Re: [PATCH 0/2] execve scalability issues, part 1

From: Mateusz Guzik <mjguzik@gmail.com>
To: Dennis Zhou <dennis@kernel.org>
Cc: linux-kernel@vger.kernel.org, tj@kernel.org, cl@linux.com,
	akpm@linux-foundation.org, shakeelb@google.com,
	linux-mm@kvack.org, jack@suse.cz
Subject: Re: [PATCH 0/2] execve scalability issues, part 1
Date: Tue, 22 Aug 2023 00:29:49 +0200	[thread overview]
Message-ID: <CAGudoHHJECp2-DfSr5hudooAdV6mivvSO+4mC9kwUrWnSiob5g@mail.gmail.com> (raw)
In-Reply-To: <20230821213951.bx3yyqh7omdvpyae@f>

On 8/21/23, Mateusz Guzik <mjguzik@gmail.com> wrote:
> On Mon, Aug 21, 2023 at 02:07:28PM -0700, Dennis Zhou wrote:
>> On Mon, Aug 21, 2023 at 10:28:27PM +0200, Mateusz Guzik wrote:
>> > With this out of the way I'll be looking at some form of caching to
>> > eliminate these allocs as a problem.
>> >
>>
>> I'm not against caching, this is just my first thought. Caching will
>> have an impact on the backing pages of percpu. All it takes is 1
>> allocation on a page for the current allocator to pin n pages of memory.
>> A few years ago percpu depopulation was implemented so that limits the
>> amount of resident backing pages.
>>
>
> I'm painfully aware.
>
>> Maybe the right thing to do is preallocate pools of common sized
>> allocations so that way they can be recycled such that we don't have to
>> think too hard about fragmentation that can occur if we populate these
>> pools over time?
>>
>
> This is what I was going to suggest :)
>
> FreeBSD has a per-cpu allocator which pretends to be the same as the
> slab allocator, except handing out per-cpu bufs. So far it has sizes 4,
> 8, 16, 32 and 64 and you can act as if you are mallocing in that size.
>
> Scales perfectly fine of course since it caches objs per-CPU, but there
> is some waste and I have 0 idea how it compares to what Linux is doing
> on that front.
>
> I stress though that even if you were to carve out certain sizes, a
> global lock to handle ops will still kill scalability.
>
> Perhaps granularity better than global, but less than per-CPU would be a
> sweet spot for scalabability vs memory waste.
>
> That said...
>
>> Also as you've pointed out, it wasn't just the percpu allocation being
>> the bottleneck, but percpu_counter's global lock too for hotplug
>> support. I'm hazarding a guess most use cases of percpu might have
>> additional locking requirements too such as percpu_counter.
>>
>
> True Fix(tm) is a longer story.
>
> Maybe let's sort out this patchset first, whichever way. :)
>

So I found the discussion around the original patch with a perf
regression report.

https://lore.kernel.org/linux-mm/20230608111408.s2minsenlcjow7q3@quack3/

The reporter suggests dodging the problem by only allocating per-cpu
counters when the process is going multithreaded. Given that there is
still plenty of forever single-threaded procs out there I think that's
does sound like a great plan regardless of what happens with this
patchset.

Almost all access is already done using dedicated routines, so this
should be an afternoon churn to sort out, unless I missed a
showstopper. (maybe there is no good place to stuff a flag/whatever
other indicator about the state of counters?)
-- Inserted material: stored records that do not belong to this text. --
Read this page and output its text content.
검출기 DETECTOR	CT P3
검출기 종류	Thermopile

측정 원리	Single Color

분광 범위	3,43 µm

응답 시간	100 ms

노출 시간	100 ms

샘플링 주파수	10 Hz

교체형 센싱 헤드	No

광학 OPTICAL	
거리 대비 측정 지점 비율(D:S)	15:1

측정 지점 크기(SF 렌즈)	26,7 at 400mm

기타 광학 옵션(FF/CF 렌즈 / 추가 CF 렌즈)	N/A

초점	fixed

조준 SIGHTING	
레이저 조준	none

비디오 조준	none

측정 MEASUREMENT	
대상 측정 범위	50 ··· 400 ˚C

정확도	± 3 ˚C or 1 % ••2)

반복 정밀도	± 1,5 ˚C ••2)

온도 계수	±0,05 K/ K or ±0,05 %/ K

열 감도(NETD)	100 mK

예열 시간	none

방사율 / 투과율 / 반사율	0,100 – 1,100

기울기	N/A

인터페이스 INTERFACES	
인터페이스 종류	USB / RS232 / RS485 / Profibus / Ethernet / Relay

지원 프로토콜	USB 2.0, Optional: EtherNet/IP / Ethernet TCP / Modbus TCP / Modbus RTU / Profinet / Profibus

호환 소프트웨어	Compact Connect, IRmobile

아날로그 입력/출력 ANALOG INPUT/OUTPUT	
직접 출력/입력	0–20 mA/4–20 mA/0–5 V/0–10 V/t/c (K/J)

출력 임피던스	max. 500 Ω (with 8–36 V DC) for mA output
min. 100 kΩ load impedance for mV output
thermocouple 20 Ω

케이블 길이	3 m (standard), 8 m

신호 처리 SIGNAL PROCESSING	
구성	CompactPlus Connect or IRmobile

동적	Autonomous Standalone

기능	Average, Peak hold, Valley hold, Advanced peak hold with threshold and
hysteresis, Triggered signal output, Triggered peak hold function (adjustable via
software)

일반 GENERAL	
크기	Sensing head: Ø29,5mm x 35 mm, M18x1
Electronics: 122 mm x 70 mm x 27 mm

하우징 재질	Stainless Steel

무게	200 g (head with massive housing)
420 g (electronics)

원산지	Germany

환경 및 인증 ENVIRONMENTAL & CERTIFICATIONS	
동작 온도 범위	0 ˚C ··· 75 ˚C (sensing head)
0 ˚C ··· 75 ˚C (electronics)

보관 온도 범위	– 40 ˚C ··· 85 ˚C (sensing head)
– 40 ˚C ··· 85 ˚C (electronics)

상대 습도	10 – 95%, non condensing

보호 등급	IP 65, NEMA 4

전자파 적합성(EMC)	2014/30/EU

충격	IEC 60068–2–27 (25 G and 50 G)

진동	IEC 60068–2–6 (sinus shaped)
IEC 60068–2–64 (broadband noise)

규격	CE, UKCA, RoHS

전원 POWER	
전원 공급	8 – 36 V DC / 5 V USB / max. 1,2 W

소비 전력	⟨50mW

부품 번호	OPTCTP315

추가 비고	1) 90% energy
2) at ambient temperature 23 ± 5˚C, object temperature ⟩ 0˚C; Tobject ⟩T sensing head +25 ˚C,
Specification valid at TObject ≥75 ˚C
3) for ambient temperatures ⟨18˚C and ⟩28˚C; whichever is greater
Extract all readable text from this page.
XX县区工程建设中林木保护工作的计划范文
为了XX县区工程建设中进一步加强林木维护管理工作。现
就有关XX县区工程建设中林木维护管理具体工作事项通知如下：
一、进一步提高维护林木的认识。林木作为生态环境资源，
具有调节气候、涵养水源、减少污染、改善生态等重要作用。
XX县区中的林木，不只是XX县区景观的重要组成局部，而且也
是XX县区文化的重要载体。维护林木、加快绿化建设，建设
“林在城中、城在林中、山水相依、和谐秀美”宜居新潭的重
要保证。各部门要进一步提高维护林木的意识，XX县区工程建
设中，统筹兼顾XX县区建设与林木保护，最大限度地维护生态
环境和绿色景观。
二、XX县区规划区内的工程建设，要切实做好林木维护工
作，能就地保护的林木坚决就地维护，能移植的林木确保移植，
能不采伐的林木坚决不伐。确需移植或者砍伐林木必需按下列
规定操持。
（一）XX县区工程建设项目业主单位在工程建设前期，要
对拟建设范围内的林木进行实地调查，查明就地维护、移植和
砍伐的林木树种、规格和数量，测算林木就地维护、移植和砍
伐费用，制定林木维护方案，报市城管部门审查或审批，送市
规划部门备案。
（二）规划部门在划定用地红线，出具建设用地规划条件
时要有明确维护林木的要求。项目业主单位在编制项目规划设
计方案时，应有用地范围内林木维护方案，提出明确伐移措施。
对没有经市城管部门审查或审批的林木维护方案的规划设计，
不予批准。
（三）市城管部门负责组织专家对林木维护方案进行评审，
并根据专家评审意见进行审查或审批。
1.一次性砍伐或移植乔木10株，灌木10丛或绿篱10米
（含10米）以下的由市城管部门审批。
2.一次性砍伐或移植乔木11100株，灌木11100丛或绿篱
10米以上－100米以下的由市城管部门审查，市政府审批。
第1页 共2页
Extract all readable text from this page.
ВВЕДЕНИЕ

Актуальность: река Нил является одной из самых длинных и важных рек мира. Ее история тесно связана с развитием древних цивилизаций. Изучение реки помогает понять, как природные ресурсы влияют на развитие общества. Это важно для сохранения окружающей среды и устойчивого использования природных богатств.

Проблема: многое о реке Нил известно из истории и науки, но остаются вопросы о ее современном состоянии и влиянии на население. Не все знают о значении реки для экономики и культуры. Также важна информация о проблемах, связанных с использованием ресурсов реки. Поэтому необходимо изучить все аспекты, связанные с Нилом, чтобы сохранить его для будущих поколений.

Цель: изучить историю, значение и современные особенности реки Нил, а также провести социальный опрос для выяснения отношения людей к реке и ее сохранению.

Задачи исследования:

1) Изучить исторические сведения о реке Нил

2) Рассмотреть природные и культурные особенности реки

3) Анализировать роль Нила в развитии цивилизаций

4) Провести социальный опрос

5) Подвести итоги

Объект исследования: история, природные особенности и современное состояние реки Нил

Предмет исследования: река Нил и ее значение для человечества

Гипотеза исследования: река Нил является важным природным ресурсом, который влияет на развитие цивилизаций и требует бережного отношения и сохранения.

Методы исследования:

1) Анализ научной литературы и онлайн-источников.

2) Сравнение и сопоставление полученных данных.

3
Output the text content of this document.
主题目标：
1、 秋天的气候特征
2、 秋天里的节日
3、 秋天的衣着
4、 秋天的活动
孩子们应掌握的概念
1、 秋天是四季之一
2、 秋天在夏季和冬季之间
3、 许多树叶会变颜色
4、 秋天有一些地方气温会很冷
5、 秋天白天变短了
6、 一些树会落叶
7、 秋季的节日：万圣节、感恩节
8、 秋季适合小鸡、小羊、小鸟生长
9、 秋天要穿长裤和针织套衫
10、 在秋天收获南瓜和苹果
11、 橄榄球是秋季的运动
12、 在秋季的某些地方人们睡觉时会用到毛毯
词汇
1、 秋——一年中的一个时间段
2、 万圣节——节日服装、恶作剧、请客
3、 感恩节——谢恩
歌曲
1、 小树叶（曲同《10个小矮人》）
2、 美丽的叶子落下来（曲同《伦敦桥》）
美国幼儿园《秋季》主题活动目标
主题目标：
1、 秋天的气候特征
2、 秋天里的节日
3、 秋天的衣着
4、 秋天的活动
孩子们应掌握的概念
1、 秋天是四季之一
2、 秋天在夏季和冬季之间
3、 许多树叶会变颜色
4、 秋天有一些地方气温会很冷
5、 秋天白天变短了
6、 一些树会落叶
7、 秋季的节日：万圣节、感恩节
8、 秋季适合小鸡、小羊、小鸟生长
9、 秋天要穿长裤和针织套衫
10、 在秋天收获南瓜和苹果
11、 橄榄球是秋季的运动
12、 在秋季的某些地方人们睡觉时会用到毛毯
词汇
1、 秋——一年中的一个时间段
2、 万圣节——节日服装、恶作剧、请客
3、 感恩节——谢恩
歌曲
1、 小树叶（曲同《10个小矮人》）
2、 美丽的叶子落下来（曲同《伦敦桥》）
That said I'll look into it some time this or next week.

>> Thanks,
>> Dennis
>>
>> > Thoughts?
>> >
>> > Mateusz Guzik (2):
>> >   pcpcntr: add group allocation/free
>> >   fork: group allocation of per-cpu counters for mm struct
>> >
>> >  include/linux/percpu_counter.h | 19 ++++++++---
>> >  kernel/fork.c                  | 13 ++------
>> >  lib/percpu_counter.c           | 61 ++++++++++++++++++++++++----------
>> >  3 files changed, 60 insertions(+), 33 deletions(-)
>> >
>> > --
>> > 2.39.2
>> >
>

-- 
Mateusz Guzik <mjguzik gmail.com>